We have definitely experienced a period of new regulation as well as some tightening of regulations, and for some businesses, the environment has become more challenging. Still, it is important to keep a long-term perspective and to remember that we have seen periods of tightening regulation before, such as government-imposed restrictions around online gaming in 2018.

Also, we should not lose sight of the ambitious long-term goals and priorities around economic development and innovation. Achieving these will clearly need a healthy and growing private sector, so despite investor sentiment weakening last year, we believe China offers some interesting long term investment opportunities. 
Indeed, there is a good chance we are well into, if not past the peak of regulatory reforms, particularly within the technology sector - I would not expect the same degree of intensity that we saw last year and at the end of 2020 to continue.

It is also important to consider that many of the recent reforms are addressing problems that confront countries globally. Big tech and related challenges around anti-trust and data security and privacy are examples, and income inequality is a challenge around the world. Other economies also face many of these challenges and governments will likely act, albeit not as swiftly as Beijing.

Attractive valuations

None

Source: Refinitiv DataStream, 31 December 2021.

As is often the case with broad-based corrections, some stocks with lesser regulatory risk have also been sold off, presenting opportunities.
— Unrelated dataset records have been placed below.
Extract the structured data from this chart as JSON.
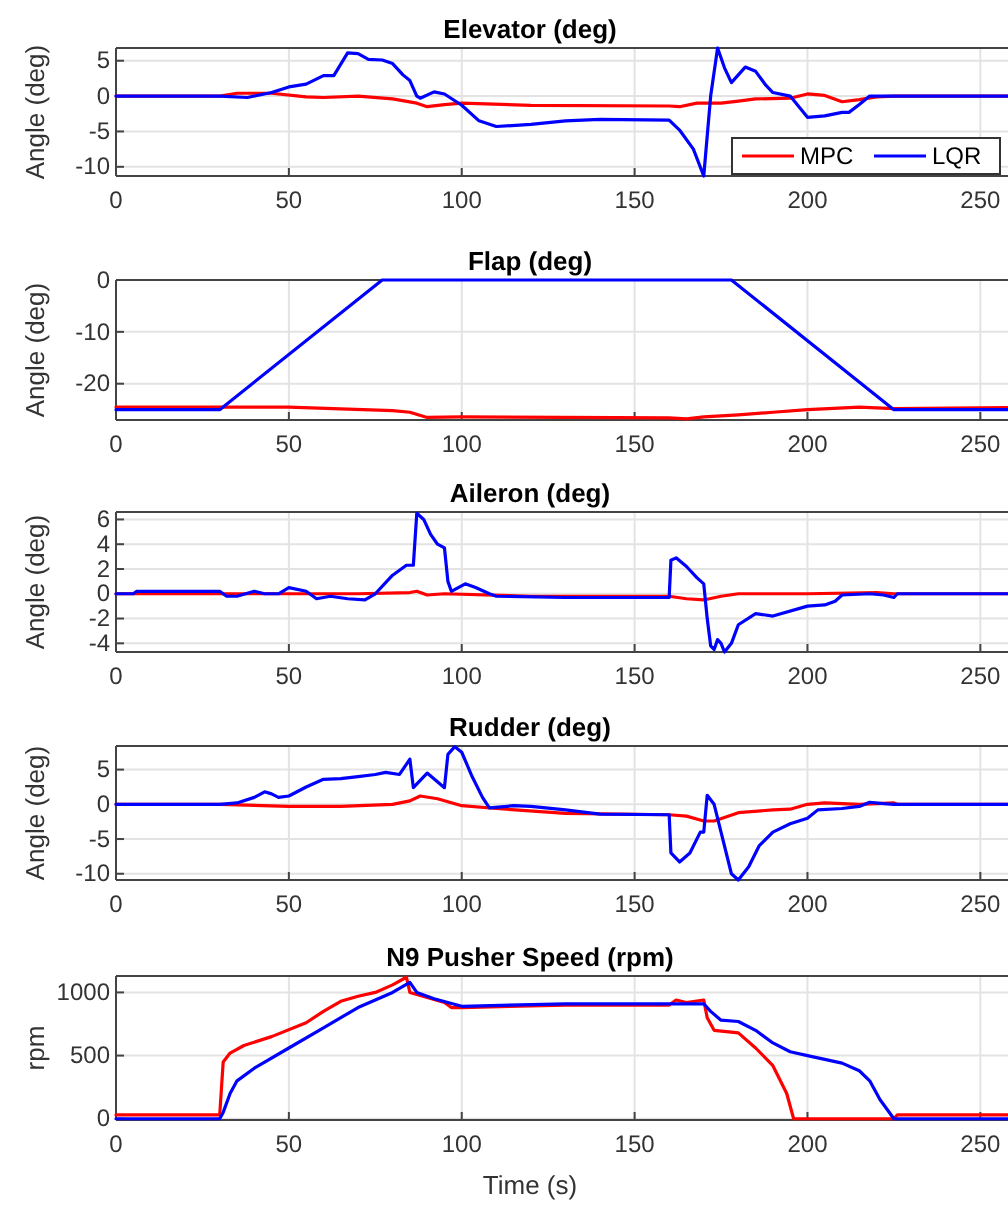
{
  "chart_data": [
    {
      "type": "line",
      "title": "Elevator (deg)",
      "ylabel": "Angle (deg)",
      "xlim": [
        0,
        258
      ],
      "xticks": [
        0,
        50,
        100,
        150,
        200,
        250
      ],
      "ylim": [
        -11.3,
        6.8
      ],
      "yticks": [
        -10,
        -5,
        0,
        5
      ],
      "grid": true,
      "legend": "bottom right",
      "series": [
        {
          "name": "MPC",
          "color": "#ff0000",
          "x": [
            0,
            30,
            35,
            45,
            55,
            60,
            70,
            80,
            87,
            90,
            95,
            100,
            120,
            160,
            163,
            168,
            175,
            180,
            185,
            195,
            200,
            205,
            210,
            215,
            220,
            225,
            258
          ],
          "values": [
            0,
            0,
            0.4,
            0.4,
            -0.1,
            -0.2,
            0,
            -0.4,
            -1.0,
            -1.5,
            -1.2,
            -1.0,
            -1.3,
            -1.4,
            -1.5,
            -1.0,
            -1.0,
            -0.7,
            -0.4,
            -0.3,
            0.3,
            0.1,
            -0.8,
            -0.5,
            -0.1,
            0,
            0
          ]
        },
        {
          "name": "LQR",
          "color": "#0000ff",
          "x": [
            0,
            30,
            38,
            45,
            50,
            55,
            60,
            63,
            67,
            70,
            73,
            77,
            80,
            83,
            85,
            87,
            88,
            92,
            95,
            100,
            105,
            110,
            120,
            130,
            140,
            160,
            163,
            167,
            170,
            172,
            174,
            176,
            178,
            182,
            185,
            188,
            190,
            195,
            200,
            205,
            210,
            212,
            215,
            218,
            230,
            258
          ],
          "values": [
            0,
            0,
            -0.2,
            0.5,
            1.3,
            1.7,
            2.9,
            2.9,
            6.1,
            6.0,
            5.2,
            5.1,
            4.6,
            3.0,
            2.2,
            0,
            -0.3,
            0.6,
            0.3,
            -1.3,
            -3.5,
            -4.3,
            -4.0,
            -3.5,
            -3.3,
            -3.4,
            -4.8,
            -7.5,
            -11.3,
            0,
            6.8,
            4,
            1.9,
            4.1,
            3.5,
            1.5,
            0.5,
            0,
            -3.0,
            -2.8,
            -2.3,
            -2.3,
            -1.2,
            0,
            0,
            0
          ]
        }
      ]
    },
    {
      "type": "line",
      "title": "Flap (deg)",
      "ylabel": "Angle (deg)",
      "xlim": [
        0,
        258
      ],
      "xticks": [
        0,
        50,
        100,
        150,
        200,
        250
      ],
      "ylim": [
        -27,
        0
      ],
      "yticks": [
        -20,
        -10,
        0
      ],
      "grid": true,
      "series": [
        {
          "color": "#ff0000",
          "x": [
            0,
            50,
            80,
            85,
            90,
            100,
            160,
            165,
            170,
            180,
            190,
            200,
            215,
            225,
            258
          ],
          "values": [
            -24.5,
            -24.5,
            -25.2,
            -25.5,
            -26.5,
            -26.4,
            -26.6,
            -26.8,
            -26.4,
            -26,
            -25.5,
            -25,
            -24.5,
            -24.8,
            -24.6
          ]
        },
        {
          "color": "#0000ff",
          "x": [
            0,
            30,
            77,
            178,
            225,
            258
          ],
          "values": [
            -25,
            -25,
            0,
            0,
            -25,
            -25
          ]
        }
      ]
    },
    {
      "type": "line",
      "title": "Aileron (deg)",
      "ylabel": "Angle (deg)",
      "xlim": [
        0,
        258
      ],
      "xticks": [
        0,
        50,
        100,
        150,
        200,
        250
      ],
      "ylim": [
        -4.7,
        6.6
      ],
      "yticks": [
        -4,
        -2,
        0,
        2,
        4,
        6
      ],
      "grid": true,
      "series": [
        {
          "color": "#ff0000",
          "x": [
            0,
            70,
            85,
            87,
            90,
            95,
            120,
            160,
            165,
            170,
            175,
            180,
            200,
            220,
            225,
            258
          ],
          "values": [
            0,
            0,
            0.1,
            0.2,
            -0.1,
            0,
            -0.2,
            -0.2,
            -0.4,
            -0.5,
            -0.2,
            0,
            0,
            0.1,
            0,
            0
          ]
        },
        {
          "color": "#0000ff",
          "x": [
            0,
            5,
            6,
            30,
            32,
            35,
            40,
            43,
            47,
            50,
            55,
            58,
            62,
            67,
            72,
            75,
            80,
            84,
            86,
            87,
            89,
            91,
            93,
            95,
            96,
            97,
            101,
            104,
            108,
            110,
            130,
            160,
            160.5,
            162,
            165,
            168,
            170,
            171,
            172,
            173,
            174,
            175,
            176,
            178,
            180,
            185,
            190,
            200,
            205,
            208,
            210,
            218,
            222,
            225,
            226,
            258
          ],
          "values": [
            0,
            0,
            0.2,
            0.2,
            -0.2,
            -0.2,
            0.2,
            0,
            0,
            0.5,
            0.2,
            -0.4,
            -0.2,
            -0.4,
            -0.5,
            0,
            1.5,
            2.3,
            2.3,
            6.5,
            6,
            4.8,
            4.0,
            3.7,
            1,
            0.2,
            0.8,
            0.5,
            0,
            -0.2,
            -0.3,
            -0.3,
            2.7,
            2.9,
            2.2,
            1.3,
            0.8,
            -2,
            -4.2,
            -4.5,
            -3.7,
            -4.0,
            -4.7,
            -4,
            -2.5,
            -1.6,
            -1.8,
            -1.0,
            -0.9,
            -0.6,
            -0.1,
            0,
            -0.1,
            -0.3,
            0,
            0
          ]
        }
      ]
    },
    {
      "type": "line",
      "title": "Rudder (deg)",
      "ylabel": "Angle (deg)",
      "xlim": [
        0,
        258
      ],
      "xticks": [
        0,
        50,
        100,
        150,
        200,
        250
      ],
      "ylim": [
        -10.9,
        8.4
      ],
      "yticks": [
        -10,
        -5,
        0,
        5
      ],
      "grid": true,
      "series": [
        {
          "color": "#ff0000",
          "x": [
            0,
            30,
            50,
            65,
            80,
            85,
            88,
            93,
            100,
            110,
            130,
            160,
            165,
            170,
            173,
            180,
            190,
            195,
            200,
            205,
            215,
            225,
            226,
            258
          ],
          "values": [
            0,
            0,
            -0.3,
            -0.3,
            0,
            0.5,
            1.2,
            0.8,
            -0.2,
            -0.6,
            -1.3,
            -1.5,
            -1.7,
            -2.4,
            -2.4,
            -1.2,
            -0.8,
            -0.7,
            0,
            0.2,
            0,
            0.2,
            0,
            0
          ]
        },
        {
          "color": "#0000ff",
          "x": [
            0,
            30,
            35,
            40,
            43,
            45,
            47,
            50,
            55,
            60,
            65,
            70,
            75,
            78,
            82,
            85,
            86,
            90,
            95,
            96,
            98,
            100,
            103,
            106,
            108,
            115,
            120,
            130,
            140,
            160,
            160.5,
            163,
            166,
            169,
            170,
            171,
            173,
            175,
            178,
            180,
            183,
            186,
            190,
            195,
            200,
            203,
            210,
            215,
            218,
            222,
            225,
            258
          ],
          "values": [
            0,
            0,
            0.2,
            1,
            1.8,
            1.5,
            1.0,
            1.2,
            2.5,
            3.6,
            3.7,
            4.0,
            4.3,
            4.6,
            4.3,
            6.5,
            2.4,
            4.5,
            2.4,
            7.2,
            8.3,
            7.5,
            4,
            1,
            -0.5,
            -0.2,
            -0.3,
            -0.8,
            -1.4,
            -1.5,
            -7,
            -8.3,
            -7,
            -4,
            -4,
            1.3,
            0,
            -4,
            -10,
            -10.9,
            -9,
            -6,
            -4,
            -2.8,
            -2,
            -0.8,
            -0.6,
            -0.3,
            0.3,
            0.1,
            0,
            0
          ]
        }
      ]
    },
    {
      "type": "line",
      "title": "N9 Pusher Speed (rpm)",
      "xlabel": "Time (s)",
      "ylabel": "rpm",
      "xlim": [
        0,
        258
      ],
      "xticks": [
        0,
        50,
        100,
        150,
        200,
        250
      ],
      "ylim": [
        -10,
        1130
      ],
      "yticks": [
        0,
        500,
        1000
      ],
      "grid": true,
      "series": [
        {
          "color": "#ff0000",
          "x": [
            0,
            30,
            31,
            33,
            37,
            45,
            55,
            60,
            65,
            70,
            75,
            80,
            84,
            85,
            90,
            95,
            97,
            100,
            130,
            160,
            162,
            165,
            170,
            171,
            173,
            180,
            185,
            190,
            194,
            196,
            225,
            226,
            258
          ],
          "values": [
            30,
            30,
            450,
            520,
            580,
            650,
            760,
            850,
            930,
            970,
            1000,
            1060,
            1120,
            1000,
            960,
            920,
            880,
            880,
            900,
            900,
            940,
            920,
            940,
            800,
            700,
            680,
            560,
            420,
            200,
            0,
            0,
            30,
            30
          ]
        },
        {
          "color": "#0000ff",
          "x": [
            0,
            30,
            31,
            33,
            35,
            40,
            50,
            60,
            70,
            80,
            85,
            87,
            92,
            100,
            130,
            160,
            170,
            172,
            175,
            180,
            185,
            190,
            195,
            200,
            210,
            215,
            218,
            221,
            225,
            258
          ],
          "values": [
            0,
            0,
            50,
            200,
            300,
            400,
            560,
            720,
            880,
            1000,
            1080,
            1000,
            950,
            890,
            910,
            910,
            910,
            850,
            780,
            770,
            700,
            600,
            530,
            500,
            440,
            380,
            300,
            150,
            0,
            0
          ]
        }
      ]
    }
  ]
}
Many smaller companies are down despite the fact they will actually be beneficiaries of regulatory action in areas like anti-trust. Further, the valuation gap versus global peers is now excessive, despite similar regulatory challenges in several markets. With valuations where they are, we believe the risk-reward balance is now clearly in the investor’s favour.

The portfolio continues to have a large exposure to companies that are focused on growing domestic consumption, supported by the ongoing expansion of the middle class. Beneficiaries of this trend aren’t just ‘consumer stocks’ but also in areas like healthcare and technology that also play into the theme of domestic consumption.

Despite the market correction, I also continue to feel positive about the outlook for the unlisted portion of the portfolio and the progress being made in the respective businesses. This includes new unlisted holdings including Tuhu Car, the number one brand for independent auto aftermarket product and services in China; Cutia Therapeutics, an emerging leader in the dermatology and medical aesthetics space in China and Beijing Beisen, a first-class HRM (human resources management) software company and a clear market leader due to its superior cloud and integrated solutions for talent management.

It clearly has been a volatile period, but we have seen times like this before, and most likely will see them again. However, history teaches us that these are usually the periods that offer the most attractive opportunities. Corporate earnings for the market are forecast to grow over 15% for the next twelve months, and the Company’s portfolio should grow well above this level. Meanwhile, the market overall is trading on a price earning multiple that is attractive relative to history and relative to other stock markets globally.

As always, the key thing will be individual companies’ ability to deliver on their earnings potential over time. Our growing team continues to be very active on the ground, engaging with companies and understanding how they are navigating any shifts in the operating landscape, naturally including regulatory change. This in-depth analysis gives us conviction to act and capitalise, in terms of both adding to existing holdings and seeking new ones - both in the listed and unlisted areas of the market.